El debate a cuatro ha tenido efectos demoledores en el PSOE, donde unos andan temblando de miedo al fracaso, otros superados por los problemas, muchos indignados con Pedro Sánchez, algunos a la sombra del jefe no por convicción sino por sentido equivocado de la supervivencia, no menos maquinando estrategias para la noche del 26 una vez conocido el escrutinio y buena parte de la militancia estupefacta ante la debacle que puede que se les esté avecinando, tras tantos años de historia. Y los viejos caimanes operando entre bambalinas para descabalgar a Sánchez y aupar a Susana Díaz, con todos los riesgos que conlleva la operación.

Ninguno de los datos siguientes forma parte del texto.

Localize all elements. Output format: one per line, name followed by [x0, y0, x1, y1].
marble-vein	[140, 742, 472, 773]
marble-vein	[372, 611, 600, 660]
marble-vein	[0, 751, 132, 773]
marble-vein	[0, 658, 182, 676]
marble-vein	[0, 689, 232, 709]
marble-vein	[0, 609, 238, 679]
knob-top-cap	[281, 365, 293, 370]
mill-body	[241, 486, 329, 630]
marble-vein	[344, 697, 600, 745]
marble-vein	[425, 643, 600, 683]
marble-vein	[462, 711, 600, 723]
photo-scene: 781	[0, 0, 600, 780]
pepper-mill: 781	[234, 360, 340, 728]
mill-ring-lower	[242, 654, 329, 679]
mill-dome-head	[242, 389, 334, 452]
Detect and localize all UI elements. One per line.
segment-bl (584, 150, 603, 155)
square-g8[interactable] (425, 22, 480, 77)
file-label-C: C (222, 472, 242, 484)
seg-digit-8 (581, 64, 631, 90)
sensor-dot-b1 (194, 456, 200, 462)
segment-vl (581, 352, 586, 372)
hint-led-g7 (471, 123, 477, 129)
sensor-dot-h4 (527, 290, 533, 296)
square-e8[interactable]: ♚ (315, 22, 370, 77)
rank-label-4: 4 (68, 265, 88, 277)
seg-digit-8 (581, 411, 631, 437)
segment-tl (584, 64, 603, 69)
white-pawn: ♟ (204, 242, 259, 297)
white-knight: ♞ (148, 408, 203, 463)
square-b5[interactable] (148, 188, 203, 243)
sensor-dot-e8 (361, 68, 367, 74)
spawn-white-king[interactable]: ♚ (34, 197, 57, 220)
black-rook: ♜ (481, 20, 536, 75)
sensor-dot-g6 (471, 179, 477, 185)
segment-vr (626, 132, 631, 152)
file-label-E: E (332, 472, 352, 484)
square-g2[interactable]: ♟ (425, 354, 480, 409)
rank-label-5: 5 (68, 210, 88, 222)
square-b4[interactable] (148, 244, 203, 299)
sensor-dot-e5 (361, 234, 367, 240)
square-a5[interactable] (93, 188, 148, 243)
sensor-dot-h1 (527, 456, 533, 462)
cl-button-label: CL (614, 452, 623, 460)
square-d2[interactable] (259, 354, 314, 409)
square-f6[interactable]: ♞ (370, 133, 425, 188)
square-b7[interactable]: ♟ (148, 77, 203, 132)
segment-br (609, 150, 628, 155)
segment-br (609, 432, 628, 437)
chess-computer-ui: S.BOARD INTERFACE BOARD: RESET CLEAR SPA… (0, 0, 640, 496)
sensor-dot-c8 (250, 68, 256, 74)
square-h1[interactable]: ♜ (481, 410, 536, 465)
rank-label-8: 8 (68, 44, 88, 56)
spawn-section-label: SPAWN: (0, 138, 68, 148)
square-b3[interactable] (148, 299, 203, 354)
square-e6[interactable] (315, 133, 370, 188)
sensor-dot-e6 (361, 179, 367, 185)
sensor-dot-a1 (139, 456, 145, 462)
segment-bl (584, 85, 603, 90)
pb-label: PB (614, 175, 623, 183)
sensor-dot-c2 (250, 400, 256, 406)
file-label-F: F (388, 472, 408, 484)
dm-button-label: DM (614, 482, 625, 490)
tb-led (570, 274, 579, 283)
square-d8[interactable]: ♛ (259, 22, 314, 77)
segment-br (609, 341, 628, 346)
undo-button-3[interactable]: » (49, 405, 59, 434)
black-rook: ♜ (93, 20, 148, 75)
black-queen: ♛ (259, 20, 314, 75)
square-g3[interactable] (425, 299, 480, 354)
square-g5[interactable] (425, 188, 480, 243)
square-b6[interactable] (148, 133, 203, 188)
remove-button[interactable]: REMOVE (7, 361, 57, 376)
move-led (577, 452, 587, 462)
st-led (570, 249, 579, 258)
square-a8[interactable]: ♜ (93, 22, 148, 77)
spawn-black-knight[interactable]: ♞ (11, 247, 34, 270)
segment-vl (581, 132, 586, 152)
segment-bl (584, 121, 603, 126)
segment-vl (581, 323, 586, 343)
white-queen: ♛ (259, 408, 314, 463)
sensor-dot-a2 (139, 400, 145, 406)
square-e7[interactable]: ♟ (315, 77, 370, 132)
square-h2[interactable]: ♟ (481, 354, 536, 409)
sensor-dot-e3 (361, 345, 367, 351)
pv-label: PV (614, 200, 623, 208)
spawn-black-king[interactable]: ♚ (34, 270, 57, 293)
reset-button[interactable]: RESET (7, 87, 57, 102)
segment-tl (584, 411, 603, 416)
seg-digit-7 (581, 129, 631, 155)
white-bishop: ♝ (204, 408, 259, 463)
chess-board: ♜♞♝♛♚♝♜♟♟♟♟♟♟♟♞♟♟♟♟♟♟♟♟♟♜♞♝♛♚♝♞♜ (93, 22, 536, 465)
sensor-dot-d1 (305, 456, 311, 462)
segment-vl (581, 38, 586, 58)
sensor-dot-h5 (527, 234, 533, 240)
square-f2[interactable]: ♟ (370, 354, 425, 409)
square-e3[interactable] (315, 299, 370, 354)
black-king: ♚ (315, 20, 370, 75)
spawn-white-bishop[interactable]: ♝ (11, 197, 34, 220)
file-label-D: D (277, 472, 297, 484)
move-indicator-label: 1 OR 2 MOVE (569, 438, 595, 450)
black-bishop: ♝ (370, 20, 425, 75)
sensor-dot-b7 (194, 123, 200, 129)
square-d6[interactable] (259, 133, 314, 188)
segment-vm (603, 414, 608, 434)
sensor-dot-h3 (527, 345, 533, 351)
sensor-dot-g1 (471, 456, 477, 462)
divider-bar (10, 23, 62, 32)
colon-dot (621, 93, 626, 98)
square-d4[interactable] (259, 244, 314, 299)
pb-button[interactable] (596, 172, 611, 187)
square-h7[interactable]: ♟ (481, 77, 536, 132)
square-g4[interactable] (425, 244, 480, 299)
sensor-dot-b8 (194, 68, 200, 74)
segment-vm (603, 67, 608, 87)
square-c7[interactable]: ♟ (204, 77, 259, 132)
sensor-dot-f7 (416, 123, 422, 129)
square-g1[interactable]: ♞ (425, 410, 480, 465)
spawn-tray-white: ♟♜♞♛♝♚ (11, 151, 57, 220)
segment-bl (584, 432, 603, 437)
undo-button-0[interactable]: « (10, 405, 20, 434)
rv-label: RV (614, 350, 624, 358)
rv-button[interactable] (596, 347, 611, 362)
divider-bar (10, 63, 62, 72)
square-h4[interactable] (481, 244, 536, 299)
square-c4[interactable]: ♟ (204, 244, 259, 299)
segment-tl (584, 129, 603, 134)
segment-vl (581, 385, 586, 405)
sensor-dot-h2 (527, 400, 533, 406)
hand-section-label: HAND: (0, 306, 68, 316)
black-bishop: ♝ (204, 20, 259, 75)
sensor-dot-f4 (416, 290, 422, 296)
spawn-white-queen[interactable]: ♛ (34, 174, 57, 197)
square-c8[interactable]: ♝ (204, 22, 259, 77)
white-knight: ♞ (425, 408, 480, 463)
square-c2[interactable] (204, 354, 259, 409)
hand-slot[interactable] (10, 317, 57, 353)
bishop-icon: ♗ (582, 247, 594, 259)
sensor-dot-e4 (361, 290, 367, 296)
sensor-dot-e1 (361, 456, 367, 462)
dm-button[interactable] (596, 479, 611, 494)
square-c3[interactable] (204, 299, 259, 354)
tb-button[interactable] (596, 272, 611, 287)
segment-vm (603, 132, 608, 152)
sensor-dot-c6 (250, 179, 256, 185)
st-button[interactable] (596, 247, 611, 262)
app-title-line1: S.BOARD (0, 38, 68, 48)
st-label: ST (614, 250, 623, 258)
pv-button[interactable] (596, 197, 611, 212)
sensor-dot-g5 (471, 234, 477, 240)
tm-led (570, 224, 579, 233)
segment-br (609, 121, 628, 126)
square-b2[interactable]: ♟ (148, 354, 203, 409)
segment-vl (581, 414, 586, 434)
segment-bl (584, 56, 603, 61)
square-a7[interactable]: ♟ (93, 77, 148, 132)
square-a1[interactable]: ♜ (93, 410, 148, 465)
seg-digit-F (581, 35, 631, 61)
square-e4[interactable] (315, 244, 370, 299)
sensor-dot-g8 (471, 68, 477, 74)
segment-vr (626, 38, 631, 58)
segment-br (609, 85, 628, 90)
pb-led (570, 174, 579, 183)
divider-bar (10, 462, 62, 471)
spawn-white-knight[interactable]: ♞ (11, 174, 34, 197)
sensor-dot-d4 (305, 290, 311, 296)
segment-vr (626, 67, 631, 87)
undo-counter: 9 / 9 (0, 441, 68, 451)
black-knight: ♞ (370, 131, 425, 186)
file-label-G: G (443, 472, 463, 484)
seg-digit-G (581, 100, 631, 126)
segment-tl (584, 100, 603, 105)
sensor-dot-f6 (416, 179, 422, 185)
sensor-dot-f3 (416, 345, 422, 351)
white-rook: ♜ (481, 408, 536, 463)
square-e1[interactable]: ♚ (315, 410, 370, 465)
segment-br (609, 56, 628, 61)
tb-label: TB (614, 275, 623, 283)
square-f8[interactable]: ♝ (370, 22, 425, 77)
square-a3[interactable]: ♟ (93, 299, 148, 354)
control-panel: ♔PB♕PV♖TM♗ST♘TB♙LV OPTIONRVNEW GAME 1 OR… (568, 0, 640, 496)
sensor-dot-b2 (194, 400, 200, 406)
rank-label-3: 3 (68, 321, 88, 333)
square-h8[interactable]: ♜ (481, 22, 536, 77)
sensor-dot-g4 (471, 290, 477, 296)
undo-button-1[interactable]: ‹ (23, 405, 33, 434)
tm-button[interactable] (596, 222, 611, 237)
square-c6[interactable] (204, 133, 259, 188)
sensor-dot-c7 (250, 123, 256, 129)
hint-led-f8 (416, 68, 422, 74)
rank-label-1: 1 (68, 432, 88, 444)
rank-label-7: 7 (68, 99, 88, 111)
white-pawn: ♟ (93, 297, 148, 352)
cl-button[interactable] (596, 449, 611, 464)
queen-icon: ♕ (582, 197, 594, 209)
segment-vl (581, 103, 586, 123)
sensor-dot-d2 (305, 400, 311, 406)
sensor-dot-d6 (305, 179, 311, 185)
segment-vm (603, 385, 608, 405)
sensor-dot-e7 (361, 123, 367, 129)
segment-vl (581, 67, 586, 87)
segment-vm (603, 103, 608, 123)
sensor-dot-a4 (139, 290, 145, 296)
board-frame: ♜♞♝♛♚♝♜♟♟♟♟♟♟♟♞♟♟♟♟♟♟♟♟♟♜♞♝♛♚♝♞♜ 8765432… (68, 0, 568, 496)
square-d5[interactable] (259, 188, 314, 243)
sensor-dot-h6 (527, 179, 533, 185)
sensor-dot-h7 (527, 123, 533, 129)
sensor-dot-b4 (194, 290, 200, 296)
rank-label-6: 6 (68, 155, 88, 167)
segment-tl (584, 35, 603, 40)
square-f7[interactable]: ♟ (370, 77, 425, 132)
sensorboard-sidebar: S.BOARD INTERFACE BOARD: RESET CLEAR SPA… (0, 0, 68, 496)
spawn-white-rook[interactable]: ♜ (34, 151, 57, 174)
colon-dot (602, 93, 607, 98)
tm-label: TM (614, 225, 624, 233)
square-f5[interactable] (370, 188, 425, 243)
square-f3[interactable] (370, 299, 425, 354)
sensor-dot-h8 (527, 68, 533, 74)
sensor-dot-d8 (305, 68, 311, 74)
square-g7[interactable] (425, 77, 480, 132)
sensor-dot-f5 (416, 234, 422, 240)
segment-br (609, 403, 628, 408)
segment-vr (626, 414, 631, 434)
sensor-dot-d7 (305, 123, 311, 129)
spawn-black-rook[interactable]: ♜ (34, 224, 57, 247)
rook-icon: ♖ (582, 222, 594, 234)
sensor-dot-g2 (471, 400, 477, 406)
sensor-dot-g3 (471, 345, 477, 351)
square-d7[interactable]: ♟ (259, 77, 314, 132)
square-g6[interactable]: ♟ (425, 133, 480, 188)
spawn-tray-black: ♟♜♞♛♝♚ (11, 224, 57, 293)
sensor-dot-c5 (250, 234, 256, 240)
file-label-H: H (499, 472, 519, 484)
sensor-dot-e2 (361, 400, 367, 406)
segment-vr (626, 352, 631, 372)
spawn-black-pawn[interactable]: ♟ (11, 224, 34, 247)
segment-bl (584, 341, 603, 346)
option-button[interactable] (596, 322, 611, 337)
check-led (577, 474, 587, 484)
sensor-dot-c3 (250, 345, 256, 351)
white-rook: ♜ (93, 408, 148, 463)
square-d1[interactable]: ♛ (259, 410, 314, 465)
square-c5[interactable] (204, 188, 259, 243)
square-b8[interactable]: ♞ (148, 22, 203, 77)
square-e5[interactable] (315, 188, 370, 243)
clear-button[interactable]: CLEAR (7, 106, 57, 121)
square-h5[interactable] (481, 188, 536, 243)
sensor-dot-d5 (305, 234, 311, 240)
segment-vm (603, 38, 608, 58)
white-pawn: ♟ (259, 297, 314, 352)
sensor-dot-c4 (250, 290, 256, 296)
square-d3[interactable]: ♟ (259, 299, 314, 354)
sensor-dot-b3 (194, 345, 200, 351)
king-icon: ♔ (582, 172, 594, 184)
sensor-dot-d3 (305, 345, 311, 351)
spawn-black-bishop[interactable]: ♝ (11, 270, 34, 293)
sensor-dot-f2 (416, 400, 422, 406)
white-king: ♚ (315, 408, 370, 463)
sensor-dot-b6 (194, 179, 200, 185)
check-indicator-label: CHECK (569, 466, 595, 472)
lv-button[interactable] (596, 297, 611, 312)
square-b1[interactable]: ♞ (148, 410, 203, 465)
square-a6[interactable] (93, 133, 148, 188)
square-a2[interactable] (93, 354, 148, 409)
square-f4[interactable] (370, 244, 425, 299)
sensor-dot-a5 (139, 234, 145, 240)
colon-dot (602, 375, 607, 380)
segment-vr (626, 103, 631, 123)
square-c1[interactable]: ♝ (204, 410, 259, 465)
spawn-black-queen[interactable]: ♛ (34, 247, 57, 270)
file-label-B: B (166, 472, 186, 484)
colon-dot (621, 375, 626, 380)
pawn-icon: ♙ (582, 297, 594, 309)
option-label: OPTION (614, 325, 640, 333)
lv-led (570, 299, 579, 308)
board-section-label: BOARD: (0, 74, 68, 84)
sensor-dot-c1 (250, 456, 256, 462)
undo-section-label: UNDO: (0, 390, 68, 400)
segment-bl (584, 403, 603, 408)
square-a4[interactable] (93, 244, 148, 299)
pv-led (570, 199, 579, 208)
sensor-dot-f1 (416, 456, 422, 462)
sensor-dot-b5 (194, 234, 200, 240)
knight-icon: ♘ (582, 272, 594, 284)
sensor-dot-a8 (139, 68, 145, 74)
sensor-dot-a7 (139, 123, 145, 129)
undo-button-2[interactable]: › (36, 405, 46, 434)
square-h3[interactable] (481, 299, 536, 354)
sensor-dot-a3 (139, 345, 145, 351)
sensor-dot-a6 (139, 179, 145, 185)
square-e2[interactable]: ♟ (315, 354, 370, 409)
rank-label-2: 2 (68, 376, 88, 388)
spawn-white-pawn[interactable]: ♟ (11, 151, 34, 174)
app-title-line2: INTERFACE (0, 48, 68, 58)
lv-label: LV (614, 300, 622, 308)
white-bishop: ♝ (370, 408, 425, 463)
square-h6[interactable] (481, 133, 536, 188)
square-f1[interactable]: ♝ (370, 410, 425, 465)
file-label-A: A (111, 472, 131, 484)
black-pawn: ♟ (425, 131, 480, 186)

Hoy Jordi Sevilla ha defendido que gobierne quien obtenga más apoyos en las urnas, sin excluir al PP y Rajoy, y se han encendido las alarmas en Ferraz porque el mandamás económico de Sánchez contradice lo reiterado por el secretario general, que no deja de insistir en que no se abstendrá para posibilitar que Rajoy siga en la presidencia del Gobierno. Y se ha desatado la tormenta. Sevilla ha sido hábil, porque en su afirmación, a través de la red social Twitter, caben interpretaciones diversas. Pero él era consciente de que la iba a liar, y no tira puntada sin hilo.

Pero la cosa no ha acabado aquí. En el equipo de campaña de Pedro Sánchez vuelan los cuchillos tras una afirmación del líder respecto a que en la cocina electoral, o sea, en su grupo de apoyo de cara a las elecciones, unos trabajan más y mejor que otros. Otra afirmación ambigua, obvia si prefieren, porque eso sucede en cualquier grupo humano, que hecha en público tras el fracaso en el debate y en medio de la crisis ha azuzado los peores instintos y ha generado un cabreo de no te menees en su staff en un momento crítico.

Monta un circo Sánchez y le crecen los enanos, pero se lo está ganando a pulso por su mala cabeza. Y entre tanto, a derecha e izquierda le ganan terreno cada día Ciudadanos y Unidos Podemos, o eso parece percibirse y deducirse de lo dicho y escrito por todos los analistas. Y este panorama es demoledor para Sánchez, porque o hay una sorpresa mayúscula, o de las urnas que se coloquen el día 26 es seguro que va a salir un escenario en el que todos van a tener que negociar mucho y muy en serio para poder conformar Gobierno, y perder capacidad de influencia es lo peor que le puede suceder a cualquiera de los cuatro candidatos con posibilidades reales.

Sánchez ha reiterado en todas sus intervenciones que su única diferencia esencial, nuclear, con Podemos, es la defensa del derecho de autodeterminación en Cataluña, cuando la realidad es que las diferencias entre ambos van mucho más allá y en ese debate lo que se ventila es la hegemonía en la izquierda española (podríamos hablar mucho del concepto izquierda, pero dejémoslo para más adelante). Y ahí el PSOE y Sánchez parece que están perdiendo la batalla, porque se han desdibujado, han perdido identidad, han arrinconado la ideología y se han dejado arrebatar la tostada por la habilidad, la falta de prejuicios, el oportunismo, la demagogia y el populismo de Unidos Podemos.

La cosa está que arde y me malicio que a día de hoy lo único evidente es que cualquier escenario de pacto pasa por la desaparición de la escena de Mariano Rajoy y Pedro Sánchez, pase lo que pase el 26-J. Y tanto el debate como el tono de campaña, en el que no se abordan a fondo las cuestiones esenciales, al centrarse todo en la batalla de titulares de prensa y aperturas de los telediarios, me llevan a concluir que o cambia mucho la cosa o quizá nos veamos abocados a unas terceras elecciones. Tiempo al tiempo.